When I first lost Hailey, I felt light-headed all the time. I was afraid there was something medically wrong with me.
I remember being at an event a few weeks after saying good-bye to Hailey and something triggered me – my whole world started spinning. I grabbed onto my mom and cried “I don’t know if there’s something physically wrong with me or if this is just anxiety!”
This was before I knew what triggers truly were.
After a couple of months, the light-headedness became a little less. One day, while talking to my boss when we went out to lunch, I said “I’m ready to come back. I’ve started to feel less light-headed!” I left the restaurant and drove home.
When I got home I walked over to Hailey’s spot in our dining room where we keep her urn and a few of her things. I picked her urn up like I always do and it hit me. I felt so dizzy again.
It was at that moment that I realized – this is grief. This is a physical aspect of grief.
Besides feeling that anxious twist in my stomach I never knew that grief could hit you physically and stay with you.
Today, while writing this, sixteen months after Hailey’s death, I feel light-headed. It happens when I’m purposely thinking of Hailey being gone and her death. It happens when triggers appear.
I have no say or control over it. Grief sure does come in uncontrollable waves that hit people in different ways.
In the first month after Hailey’s death, time seemed to slow down.
Everything seemed to slow down, including the way I spoke. I had never stuttered in my life until then. It’s like my brain was in slow motion. The stuttering, forgetting words and losing track of the story I was telling or what I was trying to say.
Sometimes my words would trail off and I would just stop talking. My sister and Mom were gracious enough to let me leave it at that. It was almost like an out-of-body experience.
My brain had the words but I was watching myself not being able to form them out loud.
Grief can make you terrified of the things you felt were most solid in your life. My husband and I were terrified of the statistics of divorce after child loss. We just kept saying “as long as we keep communicating.”
Of course, we went through the ups and downs of not doing what we said we would. Communicating can be exhausting. Sometimes you just want to crawl in a hole and not express your feelings.
Those weeks were the worst.
After a year, I did see a little more clearly. I started to realize I needed to share with him and not just expect him to know my emotions.
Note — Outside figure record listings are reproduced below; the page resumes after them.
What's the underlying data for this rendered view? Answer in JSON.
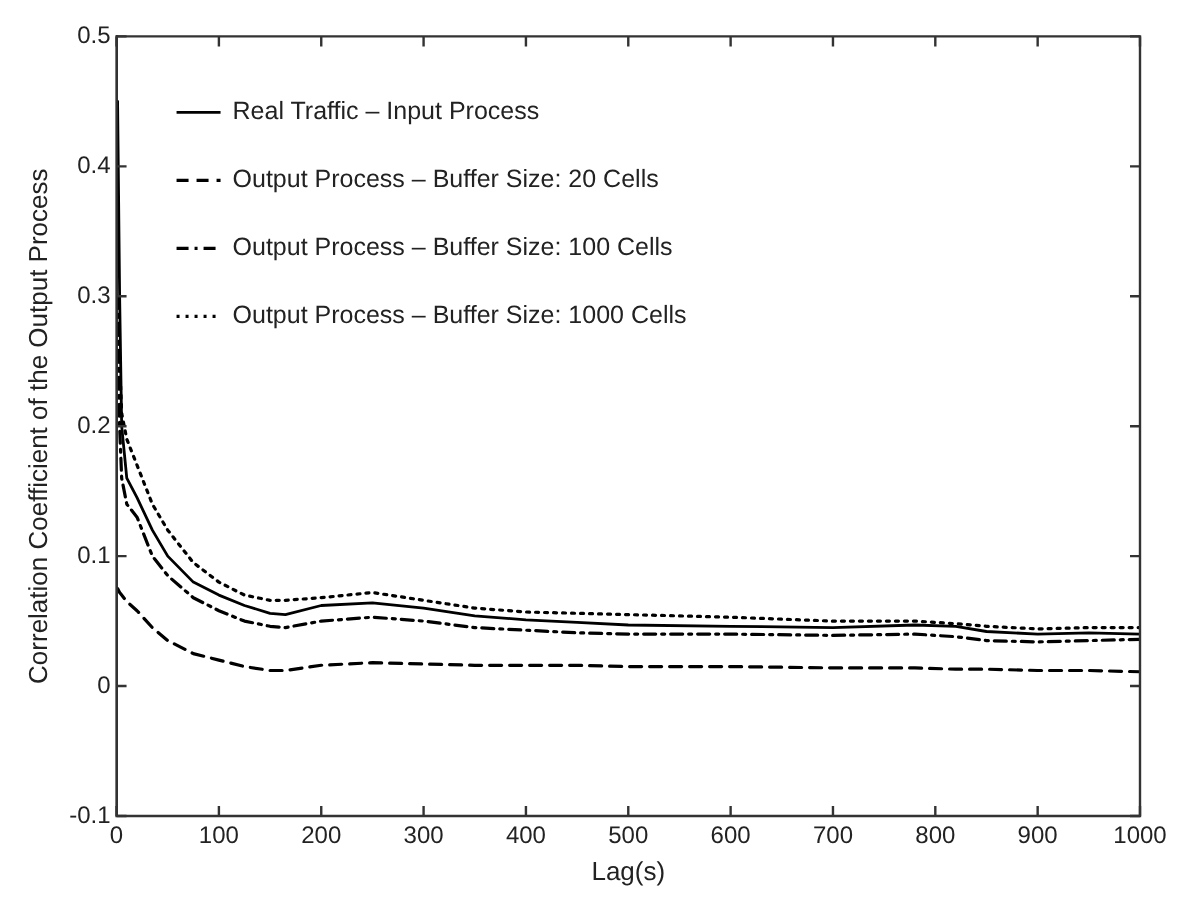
{
  "chart_data": {
    "type": "line",
    "xlabel": "Lag(s)",
    "ylabel": "Correlation Coefficient of the Output Process",
    "xlim": [
      0,
      1000
    ],
    "ylim": [
      -0.1,
      0.5
    ],
    "xticks": [
      0,
      100,
      200,
      300,
      400,
      500,
      600,
      700,
      800,
      900,
      1000
    ],
    "yticks": [
      -0.1,
      0,
      0.1,
      0.2,
      0.3,
      0.4,
      0.5
    ],
    "grid": false,
    "legend": "top left",
    "marker": "none",
    "x": [
      1,
      3,
      5,
      10,
      20,
      35,
      50,
      75,
      100,
      125,
      150,
      165,
      200,
      250,
      300,
      350,
      400,
      450,
      500,
      600,
      700,
      780,
      820,
      850,
      900,
      950,
      1000
    ],
    "series": [
      {
        "name": "Real Traffic – Input Process",
        "color": "#000000",
        "line_style": "solid",
        "values": [
          0.45,
          0.3,
          0.2,
          0.16,
          0.145,
          0.12,
          0.1,
          0.08,
          0.07,
          0.062,
          0.056,
          0.055,
          0.062,
          0.064,
          0.06,
          0.054,
          0.051,
          0.049,
          0.047,
          0.046,
          0.045,
          0.047,
          0.046,
          0.042,
          0.04,
          0.041,
          0.04
        ]
      },
      {
        "name": "Output Process – Buffer Size: 20 Cells",
        "color": "#000000",
        "line_style": "dashed",
        "values": [
          0.075,
          0.072,
          0.07,
          0.065,
          0.058,
          0.045,
          0.035,
          0.025,
          0.02,
          0.015,
          0.012,
          0.012,
          0.016,
          0.018,
          0.017,
          0.016,
          0.016,
          0.016,
          0.015,
          0.015,
          0.014,
          0.014,
          0.013,
          0.013,
          0.012,
          0.012,
          0.011
        ]
      },
      {
        "name": "Output Process – Buffer Size: 100 Cells",
        "color": "#000000",
        "line_style": "dashdot",
        "values": [
          0.3,
          0.2,
          0.16,
          0.14,
          0.13,
          0.1,
          0.085,
          0.068,
          0.058,
          0.05,
          0.046,
          0.045,
          0.05,
          0.053,
          0.05,
          0.045,
          0.043,
          0.041,
          0.04,
          0.04,
          0.039,
          0.04,
          0.038,
          0.035,
          0.034,
          0.035,
          0.036
        ]
      },
      {
        "name": "Output Process – Buffer Size: 1000 Cells",
        "color": "#000000",
        "line_style": "dotted",
        "values": [
          0.3,
          0.25,
          0.21,
          0.19,
          0.17,
          0.14,
          0.12,
          0.095,
          0.08,
          0.07,
          0.066,
          0.066,
          0.068,
          0.072,
          0.066,
          0.06,
          0.057,
          0.056,
          0.055,
          0.053,
          0.05,
          0.05,
          0.048,
          0.046,
          0.044,
          0.045,
          0.045
        ]
      }
    ]
  }
}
Grief can make you terrified, period. I used to jump out of fear at any little thing. Someone turning the corner and entering the room I’m in, a person speaking unexpectedly or something falling after I touched it.
Grief can be debilitating in so many ways. Ways you’d never assume.
Sometimes I just sit here…
and zoning out.
No motivation or reason to stand up.
I look around at all our frames on the living room walls.
Pictures of Hailey. Momentous for Hailey.
I feel her little brother move and stretch around in my belly.
I put my hand on my stomach, afraid to miss a movement.
I can’t get myself to move.
I should go upstairs and organize the nursery.
I can go finish packing our hospital bags.
I look at Hailey Bear (our bear designed for Hailey and her weight) across the room and I itch to have her in my arms.
To feel her weight.
But I can’t move.
I know that if I do get her in my arms I really will never get up.
I’ve been sitting here for almost two hours.
It’s like I’m living in limbo waiting for our baby boy to arrive.
Or I’m living in the past, imagining what I’d be doing if Hailey were here right now.
So I sit. Until finally I somehow find the motivation to go do something, anything.
Grief isn’t just being “sad”. It’s achingly missing a piece of your heart.
My arms physically ache to hold Hailey.
I have felt the air leave my lungs and I have fallen on my knees on the ground wanting to scream but nothing comes out.
I have had a stabbing pain in my heart.
I have placed my hands over my chest like I needed to physically squeeze my heart to see if it was still whole or to stop it from hurting so much.
I write this to share with all of you but especially my fellow bereaved Mothers and Fathers. I wish I knew what to expect out of my body after a loss like this. I wish I didn’t have the fear of there being something wrong with my body while grieving my daughter.
You are not alone. Your body can physically ache and most likely will. Your pain is real and valid.
From one bereaved parent to another, I’m sending you all my love and strength.